2017 : DES ÉLECTIONS ET DES PROGRAMMES (ÉCONOMIQUES)

À quatre mois des élections présidentielles, le programme économique de chaque candidat pèsera lourd dans la balance. En effet, le prochain président de la République devra non seulement s’attaquer aux sempiternels problèmes internes, mais il devra aussi et surtout également faire face aux conséquences de l’élection de Donald Trump aux États-Unis, du Brexit, du prix du pétrole, sur l’économie du pays.

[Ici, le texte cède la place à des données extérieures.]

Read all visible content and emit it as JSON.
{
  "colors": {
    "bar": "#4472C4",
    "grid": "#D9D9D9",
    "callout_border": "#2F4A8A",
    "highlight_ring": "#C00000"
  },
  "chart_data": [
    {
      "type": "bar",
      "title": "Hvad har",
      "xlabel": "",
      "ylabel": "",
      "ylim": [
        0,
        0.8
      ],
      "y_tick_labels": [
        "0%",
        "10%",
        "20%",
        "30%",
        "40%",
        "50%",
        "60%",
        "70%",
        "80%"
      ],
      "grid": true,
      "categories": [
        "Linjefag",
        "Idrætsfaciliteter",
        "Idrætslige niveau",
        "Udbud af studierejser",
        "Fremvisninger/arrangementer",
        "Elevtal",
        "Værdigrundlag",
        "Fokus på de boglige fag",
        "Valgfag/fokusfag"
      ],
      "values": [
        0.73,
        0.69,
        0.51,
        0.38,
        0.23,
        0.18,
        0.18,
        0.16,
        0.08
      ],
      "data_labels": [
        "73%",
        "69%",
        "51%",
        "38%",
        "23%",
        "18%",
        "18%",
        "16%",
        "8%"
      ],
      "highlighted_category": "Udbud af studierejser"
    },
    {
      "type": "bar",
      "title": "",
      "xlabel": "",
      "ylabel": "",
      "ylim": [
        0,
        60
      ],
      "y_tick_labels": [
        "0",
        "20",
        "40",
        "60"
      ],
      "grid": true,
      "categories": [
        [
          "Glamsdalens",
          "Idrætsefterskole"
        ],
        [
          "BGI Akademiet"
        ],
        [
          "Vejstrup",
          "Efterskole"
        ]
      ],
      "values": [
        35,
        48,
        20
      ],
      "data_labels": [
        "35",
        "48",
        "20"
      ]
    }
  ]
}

Un principe qu’a bien compris Arnaud Montebourg, pour qui « la primaire à gauche mais aussi l’élection présidentielle se joueront sur l’économie et l’emploi, et non sur les questions de sécurité ou d’identité » comme l’indiquait, jeudi, un article du Monde dans lequel nous découvrons un candidat qui s’engage à investir 4 milliards d’euros par an dans les infrastructures, 4 autres milliards dans la rénovation thermique des logements, de baisser massivement la CSG sur les petits salaires, provoquant ainsi une impulsion sur le pouvoir d’achat des Français.

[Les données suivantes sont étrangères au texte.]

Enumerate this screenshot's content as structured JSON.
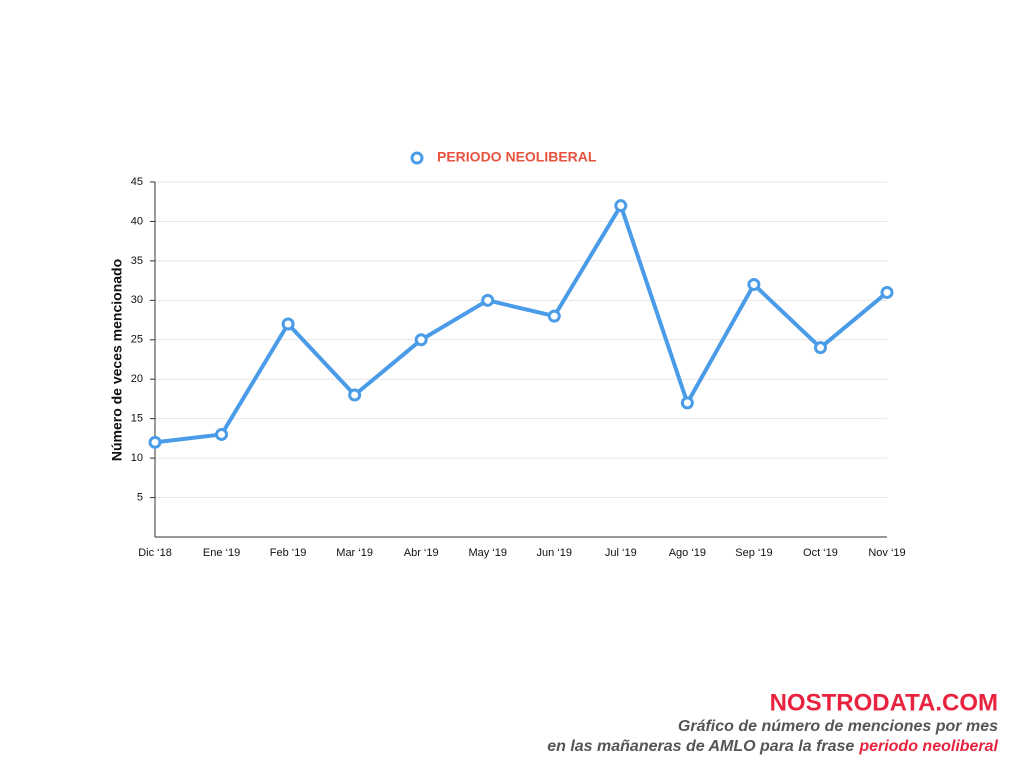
{
  "chart_data": {
    "type": "line",
    "categories": [
      "Dic ‘18",
      "Ene ‘19",
      "Feb ‘19",
      "Mar ‘19",
      "Abr ‘19",
      "May ‘19",
      "Jun ‘19",
      "Jul ‘19",
      "Ago ‘19",
      "Sep ‘19",
      "Oct ‘19",
      "Nov ‘19"
    ],
    "series": [
      {
        "name": "PERIODO NEOLIBERAL",
        "color": "#4a9be8",
        "values": [
          12,
          13,
          27,
          18,
          25,
          30,
          28,
          42,
          17,
          32,
          24,
          31
        ]
      }
    ],
    "y_label": "Número de veces mencionado",
    "ylim": [
      0,
      45
    ],
    "yticks": [
      5,
      10,
      15,
      20,
      25,
      30,
      35,
      40,
      45
    ],
    "grid": true,
    "legend_position": "top",
    "brand": "NOSTRODATA.COM",
    "caption_lines": [
      "Gráfico de número de menciones por mes",
      "en las mañaneras de AMLO para la frase"
    ],
    "caption_highlight": "periodo neoliberal"
  }
}
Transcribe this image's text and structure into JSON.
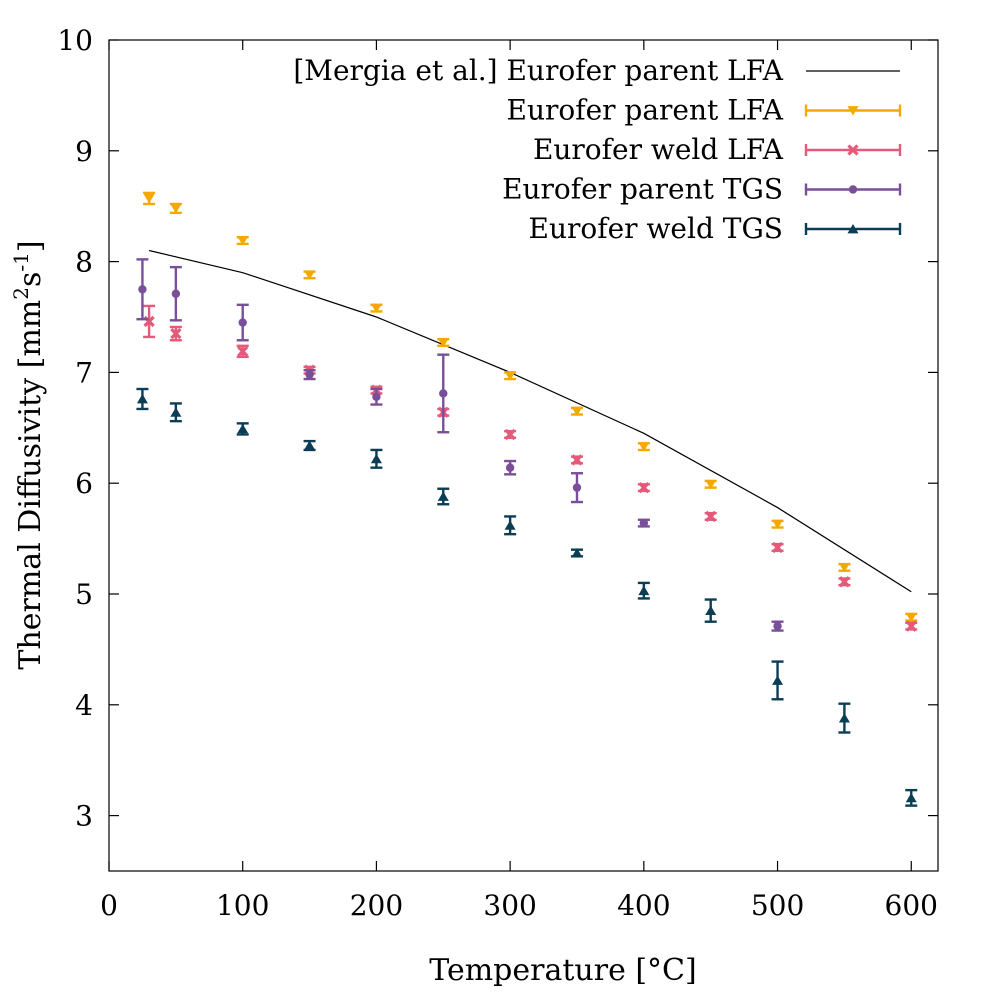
{
  "chart_data": {
    "type": "scatter",
    "xlabel": "Temperature [°C]",
    "ylabel_main": "Thermal Diffusivity [mm",
    "ylabel_sup1": "2",
    "ylabel_mid": "s",
    "ylabel_sup2": "-1",
    "ylabel_end": "]",
    "xlim": [
      0,
      620
    ],
    "ylim": [
      2.5,
      10
    ],
    "x_ticks": [
      0,
      100,
      200,
      300,
      400,
      500,
      600
    ],
    "y_ticks": [
      3,
      4,
      5,
      6,
      7,
      8,
      9,
      10
    ],
    "grid": false,
    "legend_position": "top-right",
    "series": [
      {
        "name": "[Mergia et al.] Eurofer parent LFA",
        "kind": "line",
        "color": "#000000",
        "x": [
          30,
          100,
          200,
          300,
          400,
          500,
          600
        ],
        "y": [
          8.1,
          7.9,
          7.5,
          7.0,
          6.45,
          5.78,
          5.02
        ]
      },
      {
        "name": "Eurofer parent LFA",
        "kind": "points",
        "marker": "triangle-down",
        "color": "#f5a800",
        "x": [
          30,
          50,
          100,
          150,
          200,
          250,
          300,
          350,
          400,
          450,
          500,
          550,
          600
        ],
        "y": [
          8.57,
          8.48,
          8.19,
          7.88,
          7.58,
          7.27,
          6.97,
          6.65,
          6.33,
          5.99,
          5.63,
          5.24,
          4.79
        ],
        "err": [
          0.05,
          0.04,
          0.03,
          0.03,
          0.03,
          0.03,
          0.03,
          0.03,
          0.03,
          0.03,
          0.03,
          0.03,
          0.03
        ]
      },
      {
        "name": "Eurofer weld LFA",
        "kind": "points",
        "marker": "x",
        "color": "#e45a7a",
        "x": [
          30,
          50,
          100,
          150,
          200,
          250,
          300,
          350,
          400,
          450,
          500,
          550,
          600
        ],
        "y": [
          7.46,
          7.35,
          7.19,
          7.02,
          6.84,
          6.64,
          6.44,
          6.21,
          5.96,
          5.7,
          5.42,
          5.11,
          4.71
        ],
        "err": [
          0.14,
          0.06,
          0.05,
          0.03,
          0.03,
          0.03,
          0.03,
          0.03,
          0.03,
          0.03,
          0.03,
          0.03,
          0.03
        ]
      },
      {
        "name": "Eurofer parent TGS",
        "kind": "points",
        "marker": "circle",
        "color": "#7a4f9a",
        "x": [
          25,
          50,
          100,
          150,
          200,
          250,
          300,
          350,
          400,
          500
        ],
        "y": [
          7.75,
          7.71,
          7.45,
          6.98,
          6.78,
          6.81,
          6.14,
          5.96,
          5.64,
          4.71
        ],
        "err": [
          0.27,
          0.24,
          0.16,
          0.04,
          0.07,
          0.35,
          0.06,
          0.13,
          0.03,
          0.04
        ]
      },
      {
        "name": "Eurofer weld TGS",
        "kind": "points",
        "marker": "triangle-up",
        "color": "#0b3d55",
        "x": [
          25,
          50,
          100,
          150,
          200,
          250,
          300,
          350,
          400,
          450,
          500,
          550,
          600
        ],
        "y": [
          6.76,
          6.64,
          6.49,
          6.34,
          6.22,
          5.88,
          5.62,
          5.37,
          5.03,
          4.85,
          4.22,
          3.88,
          3.16
        ],
        "err": [
          0.09,
          0.08,
          0.05,
          0.04,
          0.08,
          0.07,
          0.08,
          0.03,
          0.07,
          0.1,
          0.17,
          0.13,
          0.07
        ]
      }
    ]
  }
}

Une posture qui se démarque fortement de celle d’Emmanuel Macron qui préconise quant à lui une augmentation de la CSG, une diminution de l’écart entre le salaire brut et le salaire net, la suppression des cotisations maladie et des cotisations chômage, l’assouplissement des 35 heures ou encore la modulation de l’âge de départ à la retraite (60 à 67 ans) en fonctions des métiers. Le droit au chômage pour les travailleurs indépendants et les auto-entrepreneurs, ainsi qu’en cas de démission, sont des nouveautés que le candidat souhaite appliquer.

En ce qui concerne la santé, l’ancien Ministre de l’économie rejoint le candidat de droite François Fillon, qui pourtant se fait épingler pour son recul sur la question de la Sécurité Sociale, passant d’une « assurance publique universelle sur des affections graves ou de longue durée et l’assurance privée sur le reste », à une assurance-maladie qui continuera de « couvrir les soins comme aujourd’hui et même à mieux rembourser des soins qui sont largement à la charge des assurés ».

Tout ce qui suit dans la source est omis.